Mais attention, l'Agessa ne
rembourse pas les soins,
ce sont les caisses de sécu traditionnelles qui le
font (au lieu du domicile de l'auteur).
Tous
les écrivains cotisent....
Etre
"affilié"
et "assujetti"
à l'agessa sont deux choses totalement
différentes. Tous les auteurs qui vivent et
résident fiscalement en France,
publiés
par un éditeur
traditionnel,
sont systématiquement "assujettis" à
l'Agessa. Ils versent des cotisations d'assurance
maladie (maladie, maternité, invalidité,
décès, veuvage), d'assurance vieillesse, de
CSG et de CRDS sur leurs droits d'auteur.

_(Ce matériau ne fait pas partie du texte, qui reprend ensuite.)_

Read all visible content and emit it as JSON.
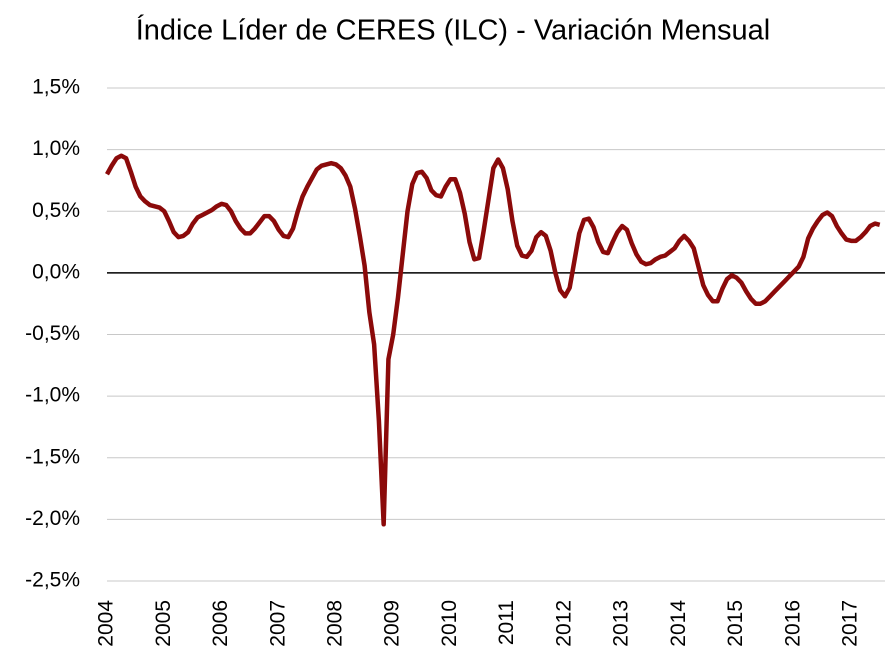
{
  "chart_data": {
    "type": "line",
    "title": "Índice Líder de CERES (ILC) - Variación Mensual",
    "categories": [
      "2004",
      null,
      null,
      null,
      null,
      null,
      null,
      null,
      null,
      null,
      null,
      null,
      "2005",
      null,
      null,
      null,
      null,
      null,
      null,
      null,
      null,
      null,
      null,
      null,
      "2006",
      null,
      null,
      null,
      null,
      null,
      null,
      null,
      null,
      null,
      null,
      null,
      "2007",
      null,
      null,
      null,
      null,
      null,
      null,
      null,
      null,
      null,
      null,
      null,
      "2008",
      null,
      null,
      null,
      null,
      null,
      null,
      null,
      null,
      null,
      null,
      null,
      "2009",
      null,
      null,
      null,
      null,
      null,
      null,
      null,
      null,
      null,
      null,
      null,
      "2010",
      null,
      null,
      null,
      null,
      null,
      null,
      null,
      null,
      null,
      null,
      null,
      "2011",
      null,
      null,
      null,
      null,
      null,
      null,
      null,
      null,
      null,
      null,
      null,
      "2012",
      null,
      null,
      null,
      null,
      null,
      null,
      null,
      null,
      null,
      null,
      null,
      "2013",
      null,
      null,
      null,
      null,
      null,
      null,
      null,
      null,
      null,
      null,
      null,
      "2014",
      null,
      null,
      null,
      null,
      null,
      null,
      null,
      null,
      null,
      null,
      null,
      "2015",
      null,
      null,
      null,
      null,
      null,
      null,
      null,
      null,
      null,
      null,
      null,
      "2016",
      null,
      null,
      null,
      null,
      null,
      null,
      null,
      null,
      null,
      null,
      null,
      "2017",
      null,
      null,
      null,
      null,
      null,
      null
    ],
    "series": [
      {
        "color": "#8b0a0a",
        "values": [
          0.8,
          0.87,
          0.93,
          0.95,
          0.93,
          0.82,
          0.7,
          0.62,
          0.58,
          0.55,
          0.54,
          0.53,
          0.5,
          0.42,
          0.33,
          0.29,
          0.3,
          0.33,
          0.4,
          0.45,
          0.47,
          0.49,
          0.51,
          0.54,
          0.56,
          0.55,
          0.5,
          0.42,
          0.36,
          0.32,
          0.32,
          0.36,
          0.41,
          0.46,
          0.46,
          0.42,
          0.35,
          0.3,
          0.29,
          0.36,
          0.5,
          0.62,
          0.7,
          0.77,
          0.84,
          0.87,
          0.88,
          0.89,
          0.88,
          0.85,
          0.79,
          0.7,
          0.52,
          0.3,
          0.06,
          -0.32,
          -0.58,
          -1.2,
          -2.04,
          -0.7,
          -0.5,
          -0.2,
          0.15,
          0.5,
          0.72,
          0.81,
          0.82,
          0.77,
          0.67,
          0.63,
          0.62,
          0.7,
          0.76,
          0.76,
          0.65,
          0.48,
          0.25,
          0.11,
          0.12,
          0.35,
          0.6,
          0.85,
          0.92,
          0.85,
          0.68,
          0.42,
          0.22,
          0.14,
          0.13,
          0.18,
          0.29,
          0.33,
          0.3,
          0.18,
          0.0,
          -0.14,
          -0.19,
          -0.12,
          0.1,
          0.32,
          0.43,
          0.44,
          0.37,
          0.25,
          0.17,
          0.16,
          0.25,
          0.33,
          0.38,
          0.35,
          0.24,
          0.15,
          0.09,
          0.07,
          0.08,
          0.11,
          0.13,
          0.14,
          0.17,
          0.2,
          0.26,
          0.3,
          0.26,
          0.2,
          0.05,
          -0.1,
          -0.18,
          -0.23,
          -0.23,
          -0.13,
          -0.05,
          -0.02,
          -0.04,
          -0.08,
          -0.15,
          -0.21,
          -0.25,
          -0.25,
          -0.23,
          -0.19,
          -0.15,
          -0.11,
          -0.07,
          -0.03,
          0.01,
          0.05,
          0.13,
          0.28,
          0.36,
          0.42,
          0.47,
          0.49,
          0.46,
          0.38,
          0.32,
          0.27,
          0.26,
          0.26,
          0.29,
          0.33,
          0.38,
          0.4,
          0.39
        ]
      }
    ],
    "ylim": [
      -2.5,
      1.5
    ],
    "yticks": [
      {
        "value": -2.5,
        "label": "-2,5%"
      },
      {
        "value": -2.0,
        "label": "-2,0%"
      },
      {
        "value": -1.5,
        "label": "-1,5%"
      },
      {
        "value": -1.0,
        "label": "-1,0%"
      },
      {
        "value": -0.5,
        "label": "-0,5%"
      },
      {
        "value": 0,
        "label": "0,0%"
      },
      {
        "value": 0.5,
        "label": "0,5%"
      },
      {
        "value": 1.0,
        "label": "1,0%"
      },
      {
        "value": 1.5,
        "label": "1,5%"
      }
    ],
    "grid": true
  }
}
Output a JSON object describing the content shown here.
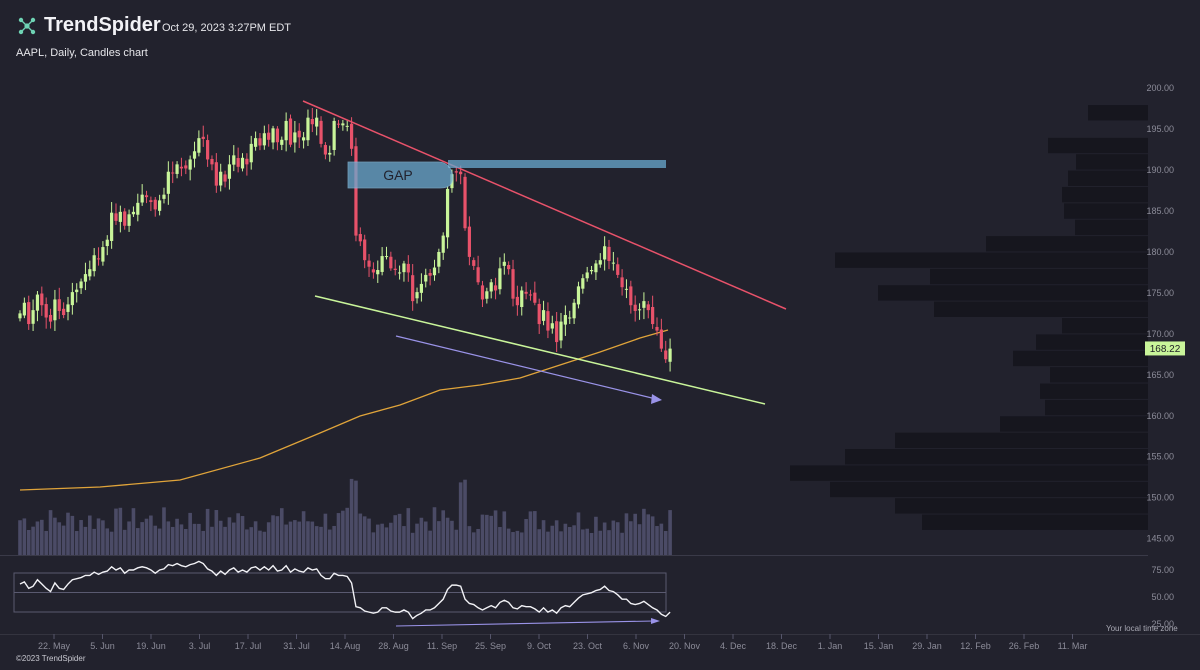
{
  "header": {
    "brand": "TrendSpider",
    "timestamp": "Oct 29, 2023 3:27PM EDT",
    "symbol_label": "AAPL, Daily, Candles chart"
  },
  "footer": {
    "copyright": "©2023 TrendSpider",
    "timezone_note": "Your local time zone"
  },
  "colors": {
    "background": "#22222d",
    "up": "#c9f59a",
    "down": "#e8526a",
    "resistance": "#e8526a",
    "support": "#c9f59a",
    "ma": "#e0a43a",
    "divergence": "#9a93e8",
    "gap": "#6aa9cf",
    "volume": "#5a5a7a",
    "profile": "#16161e",
    "last_price": "#c9f59a"
  },
  "chart_data": {
    "type": "candlestick",
    "symbol": "AAPL",
    "interval": "Daily",
    "ylim": [
      143,
      201
    ],
    "yticks": [
      145,
      150,
      155,
      160,
      165,
      170,
      175,
      180,
      185,
      190,
      195,
      200
    ],
    "ytick_labels": [
      "145.00",
      "150.00",
      "155.00",
      "160.00",
      "165.00",
      "170.00",
      "175.00",
      "180.00",
      "185.00",
      "190.00",
      "195.00",
      "200.00"
    ],
    "x_tick_labels": [
      "22. May",
      "5. Jun",
      "19. Jun",
      "3. Jul",
      "17. Jul",
      "31. Jul",
      "14. Aug",
      "28. Aug",
      "11. Sep",
      "25. Sep",
      "9. Oct",
      "23. Oct",
      "6. Nov",
      "20. Nov",
      "4. Dec",
      "18. Dec",
      "1. Jan",
      "15. Jan",
      "29. Jan",
      "12. Feb",
      "26. Feb",
      "11. Mar"
    ],
    "last_price": "168.22",
    "closes": [
      172.5,
      173.8,
      171.2,
      172.9,
      174.8,
      173.5,
      172.0,
      171.5,
      174.2,
      172.8,
      172.3,
      173.6,
      175.1,
      175.4,
      176.4,
      177.3,
      177.9,
      179.6,
      179.2,
      180.6,
      181.5,
      184.8,
      183.8,
      184.9,
      183.2,
      184.6,
      184.9,
      186.0,
      187.0,
      186.7,
      186.1,
      185.2,
      186.3,
      187.0,
      189.8,
      189.6,
      190.7,
      190.2,
      190.2,
      191.3,
      192.3,
      193.9,
      193.8,
      191.3,
      190.7,
      188.1,
      189.8,
      188.6,
      190.7,
      191.8,
      190.4,
      191.5,
      190.7,
      193.2,
      193.9,
      193.0,
      194.5,
      193.7,
      195.1,
      193.4,
      193.7,
      196.0,
      193.1,
      194.6,
      194.0,
      194.0,
      196.4,
      195.6,
      196.4,
      193.2,
      191.9,
      192.1,
      196.0,
      195.6,
      195.7,
      195.4,
      192.6,
      182.0,
      181.3,
      179.0,
      178.2,
      177.5,
      177.8,
      179.5,
      179.5,
      178.0,
      177.8,
      177.5,
      178.6,
      177.5,
      174.0,
      175.1,
      176.1,
      177.2,
      177.1,
      178.1,
      180.0,
      182.0,
      187.7,
      189.5,
      189.7,
      189.5,
      182.9,
      179.4,
      178.3,
      176.3,
      174.2,
      175.2,
      176.3,
      175.3,
      178.0,
      178.8,
      177.9,
      174.3,
      173.5,
      175.3,
      174.9,
      174.7,
      173.8,
      171.2,
      172.9,
      170.4,
      171.3,
      169.0,
      171.5,
      172.3,
      172.0,
      173.8,
      175.8,
      176.8,
      177.5,
      177.8,
      178.6,
      179.0,
      180.7,
      178.9,
      178.7,
      177.2,
      175.7,
      175.5,
      173.5,
      172.8,
      173.0,
      174.0,
      172.9,
      171.2,
      170.4,
      168.2,
      166.9,
      168.2
    ]
  },
  "drawings": {
    "gap_label": "GAP"
  },
  "oscillator": {
    "yticks": [
      25,
      50,
      75
    ],
    "ytick_labels": [
      "25.00",
      "50.00",
      "75.00"
    ],
    "values": [
      62,
      64,
      58,
      60,
      66,
      62,
      58,
      55,
      63,
      58,
      57,
      62,
      66,
      67,
      68,
      70,
      70,
      73,
      71,
      73,
      74,
      78,
      75,
      77,
      72,
      75,
      75,
      77,
      78,
      77,
      75,
      72,
      75,
      76,
      80,
      79,
      81,
      79,
      78,
      80,
      81,
      83,
      81,
      76,
      74,
      70,
      74,
      71,
      75,
      77,
      73,
      75,
      73,
      77,
      78,
      75,
      78,
      75,
      79,
      74,
      75,
      79,
      73,
      76,
      74,
      73,
      77,
      75,
      76,
      70,
      67,
      67,
      72,
      70,
      70,
      69,
      63,
      41,
      40,
      37,
      36,
      35,
      36,
      40,
      40,
      37,
      36,
      36,
      38,
      36,
      30,
      33,
      35,
      38,
      38,
      40,
      44,
      48,
      57,
      61,
      61,
      60,
      48,
      44,
      43,
      40,
      38,
      40,
      42,
      40,
      45,
      47,
      45,
      40,
      39,
      42,
      41,
      41,
      39,
      36,
      40,
      36,
      38,
      35,
      40,
      42,
      41,
      45,
      49,
      52,
      53,
      54,
      56,
      57,
      60,
      56,
      55,
      52,
      48,
      48,
      44,
      43,
      44,
      46,
      43,
      40,
      38,
      34,
      32,
      36
    ]
  }
}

Ainsi, un auteur qui est salarié et
bénéficie de sa propre sécu, est en
droit de se demander pourquoi il verse
deux
fois
des cotisations, notamment à l'Agessa, alors qu'il
ne bénéficiera même pas de la
"sécu des écrivains". La raison est
simple : les cotisations versées sur les droits
d'auteur par un "écrivain occasionnel" le sont
pour permettre à un "écrivain
professionnel" de bénéficier de la
sécu des écrivains... C'est de bonne
guerre!
...mais tous les écrivains n'y ont pas
droit
Si les
"auteurs occasionnels" n'ont pas besoin de la sécu
des écrivains, les "auteurs professionnels", eux,
doivent répondre à des conditions draconiennes
pour y avoir droit:
Il faut qu'ils puissent déclarer un revenu annuel
égal à 900
fois
la valeur moyenne horaire du SMIC... soit quelques
milliers d'euros (assiette sociale supérieure
à 7974 euros en 2010), ce qui n'est pas toujours
facile pour un débutant
(la majeure partie d'entre eux plafonnent à 3000
euros)
L'affiliation n'est jamais
acquise
définitivement. L'auteur doit justifier
chaque année qu'il a bien perçu un tel
montant de revenus, ou justifier auprès d'une
commission professionnelle qu'il exerce une
activité d'écrivain.... A défaut, il
aura un conjoint ou un concubin salarié, s'il ne
veut pas se retrouver avec la CMU.
L'auteur doit "exercer en toute indépendance une
activité de création d'oeuvres de l'esprit,
suivant la définition du Code de la
Propriété Intellectuelle"... ce qui
signifie que les auteurs auto-édités,
ou édités
à compte d'auteur
n'y ont pas droit. Pour pouvoir
bénéficier de la sécu des
écrivains, il faut avoir un
contrat
d'éditeur
traditionnel qui garantit le versement de droits
d'auteur. En gros : ne pas "payer pour être
édité".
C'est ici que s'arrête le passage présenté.